If Gentle Reader thinks there's something fishy about those astronomical numbers, you have company. My first question is how these mountains of subscriptions were credited; did the judges apply whatever screwy vote multiplier happened to be in effect at the time of the subscription order? Could the judges have physically counted that many new paper ballots on a late Saturday night? And what was to prevent the contestants from backdating all her "reserve subscriptions" to the earliest days of the contest, when votes had the highest values? If I were someone like Lillian Norris - whose final count was only a realistic 13,000 votes above her last Roll of Honor tally - I'd have called foul.

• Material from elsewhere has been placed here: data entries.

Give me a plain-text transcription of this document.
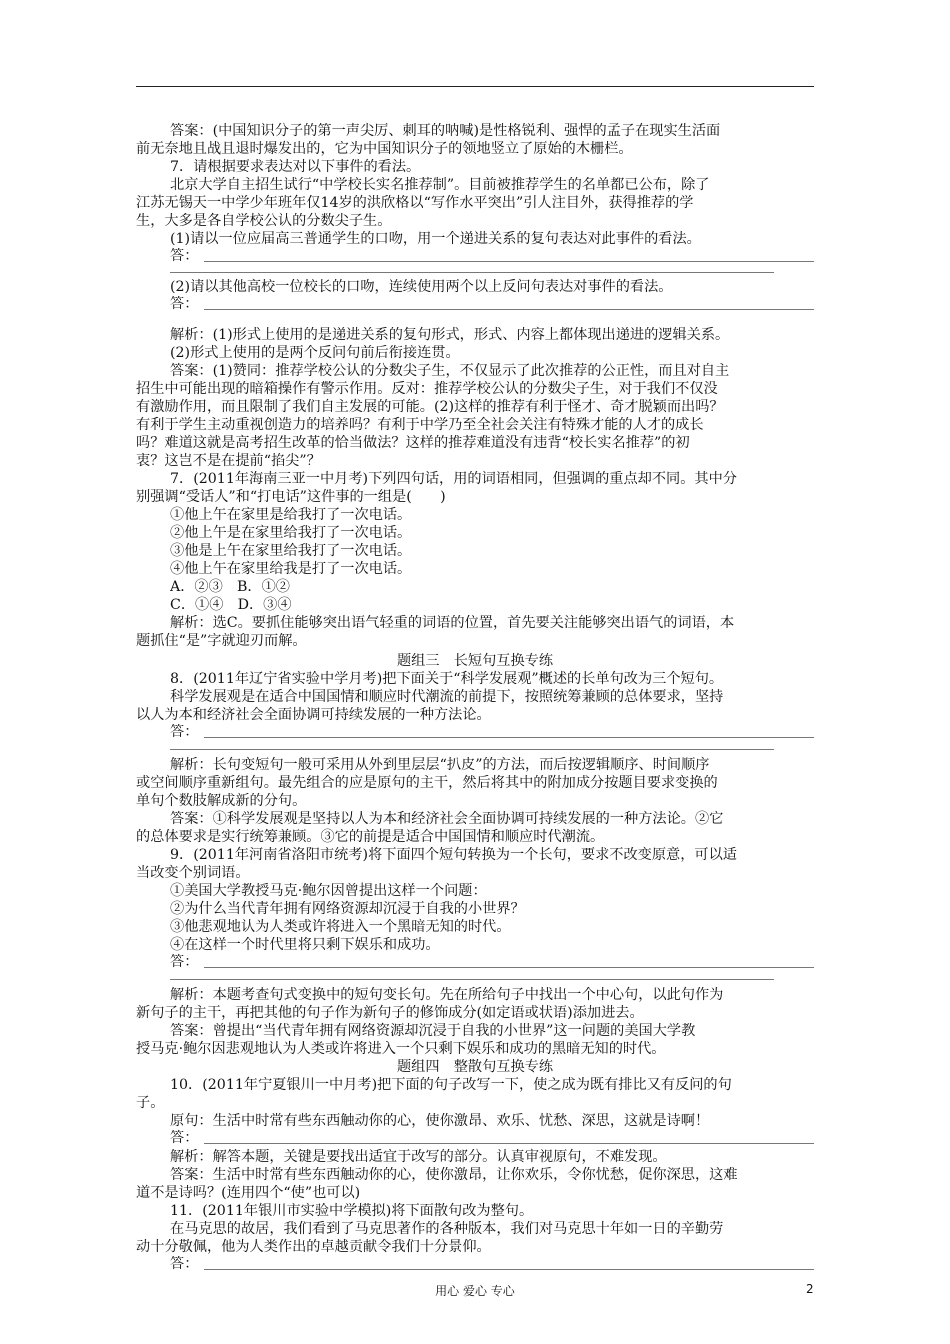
答案：(中国知识分子的第一声尖厉、刺耳的呐喊)是性格锐利、强悍的孟子在现实生活面
前无奈地且战且退时爆发出的，它为中国知识分子的领地竖立了原始的木栅栏。
7．请根据要求表达对以下事件的看法。
北京大学自主招生试行“中学校长实名推荐制”。目前被推荐学生的名单都已公布，除了
江苏无锡天一中学少年班年仅14岁的洪欣格以“写作水平突出”引人注目外，获得推荐的学
生，大多是各自学校公认的分数尖子生。
(1)请以一位应届高三普通学生的口吻，用一个递进关系的复句表达对此事件的看法。
答：
(2)请以其他高校一位校长的口吻，连续使用两个以上反问句表达对事件的看法。
答：
解析：(1)形式上使用的是递进关系的复句形式，形式、内容上都体现出递进的逻辑关系。
(2)形式上使用的是两个反问句前后衔接连贯。
答案：(1)赞同：推荐学校公认的分数尖子生，不仅显示了此次推荐的公正性，而且对自主
招生中可能出现的暗箱操作有警示作用。反对：推荐学校公认的分数尖子生，对于我们不仅没
有激励作用，而且限制了我们自主发展的可能。(2)这样的推荐有利于怪才、奇才脱颖而出吗？
有利于学生主动重视创造力的培养吗？有利于中学乃至全社会关注有特殊才能的人才的成长
吗？难道这就是高考招生改革的恰当做法？这样的推荐难道没有违背“校长实名推荐”的初
衷？这岂不是在提前“掐尖”？
7．(2011年海南三亚一中月考)下列四句话，用的词语相同，但强调的重点却不同。其中分
别强调“受话人”和“打电话”这件事的一组是(　　)
①他上午在家里是给我打了一次电话。
②他上午是在家里给我打了一次电话。
③他是上午在家里给我打了一次电话。
④他上午在家里给我是打了一次电话。
A．②③　B．①②
C．①④　D．③④
解析：选C。要抓住能够突出语气轻重的词语的位置，首先要关注能够突出语气的词语，本
题抓住“是”字就迎刃而解。
题组三　长短句互换专练
8．(2011年辽宁省实验中学月考)把下面关于“科学发展观”概述的长单句改为三个短句。
科学发展观是在适合中国国情和顺应时代潮流的前提下，按照统筹兼顾的总体要求，坚持
以人为本和经济社会全面协调可持续发展的一种方法论。
答：
解析：长句变短句一般可采用从外到里层层“扒皮”的方法，而后按逻辑顺序、时间顺序
或空间顺序重新组句。最先组合的应是原句的主干，然后将其中的附加成分按题目要求变换的
单句个数肢解成新的分句。
答案：①科学发展观是坚持以人为本和经济社会全面协调可持续发展的一种方法论。②它
的总体要求是实行统筹兼顾。③它的前提是适合中国国情和顺应时代潮流。
9．(2011年河南省洛阳市统考)将下面四个短句转换为一个长句，要求不改变原意，可以适
当改变个别词语。
①美国大学教授马克·鲍尔因曾提出这样一个问题：
②为什么当代青年拥有网络资源却沉浸于自我的小世界？
③他悲观地认为人类或许将进入一个黑暗无知的时代。
④在这样一个时代里将只剩下娱乐和成功。
答：
解析：本题考查句式变换中的短句变长句。先在所给句子中找出一个中心句，以此句作为
新句子的主干，再把其他的句子作为新句子的修饰成分(如定语或状语)添加进去。
答案：曾提出“当代青年拥有网络资源却沉浸于自我的小世界”这一问题的美国大学教
授马克·鲍尔因悲观地认为人类或许将进入一个只剩下娱乐和成功的黑暗无知的时代。
题组四　整散句互换专练
10．(2011年宁夏银川一中月考)把下面的句子改写一下，使之成为既有排比又有反问的句
子。
原句：生活中时常有些东西触动你的心，使你激昂、欢乐、忧愁、深思，这就是诗啊！
答：
解析：解答本题，关键是要找出适宜于改写的部分。认真审视原句，不难发现。
答案：生活中时常有些东西触动你的心，使你激昂，让你欢乐，令你忧愁，促你深思，这难
道不是诗吗？(连用四个“使”也可以)
11．(2011年银川市实验中学模拟)将下面散句改为整句。
在马克思的故居，我们看到了马克思著作的各种版本，我们对马克思十年如一日的辛勤劳
动十分敬佩，他为人类作出的卓越贡献令我们十分景仰。
答：
用心 爱心 专心	2
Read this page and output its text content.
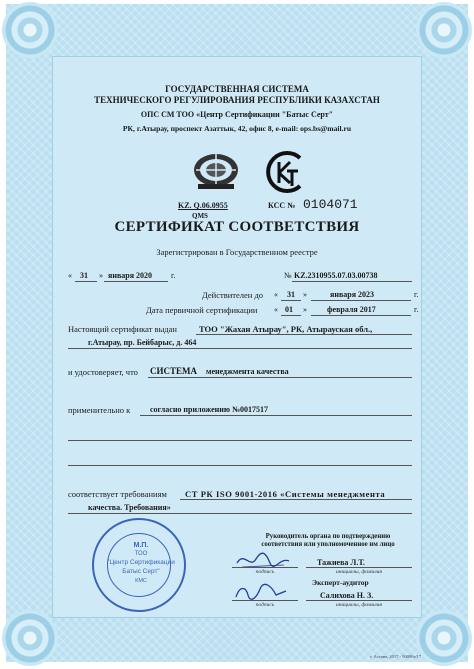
ГОСУДАРСТВЕННАЯ СИСТЕМА
ТЕХНИЧЕСКОГО РЕГУЛИРОВАНИЯ РЕСПУБЛИКИ КАЗАХСТАН
ОПС СМ ТОО «Центр Сертификации "Батыс Серт"
РК, г.Атырау, проспект Азаттык, 42, офис 8, e-mail: ops.bs@mail.ru
KZ. Q.06.0955
QMS
КСС № 0104071
СЕРТИФИКАТ СООТВЕТСТВИЯ
Зарегистрирован в Государственном реестре
« 31 » января 2020 г.	№ KZ.2310955.07.03.00738
Действителен до « 31 »	января 2023	г.
Дата первичной сертификации « 01 »	февраля 2017	г.
Настоящий сертификат выдан	ТОО "Жахан Атырау", РК, Атырауская обл.,
г.Атырау, пр. Бейбарыс, д. 464
и удостоверяет, что СИСТЕМА менеджмента качества
применительно к согласно приложению №0017517
соответствует требованиям СТ РК ISO 9001-2016 «Системы менеджмента
качества. Требования»
Руководитель органа по подтверждению
соответствия или уполномоченное им лицо
подпись
Тажиева Л.Т.
инициалы, фамилия
Эксперт-аудитор
подпись
Салихова Н. З.
инициалы, фамилия
М.П.
ТОО
"Центр Сертификации
Батыс Серт"
КМС
г. Астана, 2017 - 50000т/17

Still, there was nothing suspicious about identity of the winner: Mary J. Crone was the 36 year-old wife of Edwin Crone, the manager of Santa Rosa's three nickelodeon and vaudeville theaters. It's doubtful anyone else in Sonoma County came into contact with so many people on a regular basis. (Your OBL Believe-it-or-not angle: Her brother-in-law, Raymond, later worked in Hollywood as the production manager for Orson Welles, Fred Astaire and others. Ed and Mary stayed around and ended up as chicken farmers south of town).
Although the event is now completely lost in history's dust, the Kline Kar Kontest left a sizable impact crater. In its front page article on the results, the PD crowed, "without the slightest doubt the circulation of the Press Democrat is now the largest in any city North of the Bay Counties, and has a great deal more than double the circulation of any paper in Sonoma County." And the greater the circulation, the more they could charge for ads, so the promotion went far to entrench the PD as the voice of "Imperial Sonoma."
Thanks in great measure to the goadings of Mr. Contest Editor, the acrimonious contest no doubt left scars in the community, destroying friendships and straining family ties; I imagine it became one of those regrettable events one hopes relatives won't bring up at reunions. But if you climbed into a time machine and went back to the 1920s or 1930s and asked Santa Rosans what they remembered about 1911, chances are they wouldn't remember the suffrage vote (memory of it would have been eclipsed by passage of the 19th amendment) or Fred Wiseman's flight from Petaluma to Santa Rosa (it wasn't recognized as the historic first airmail delivery until much later). But they likely remembered it was the spring of the damn car contest, when the doorbell and telephone rang so often it left everyone a bit twitchy.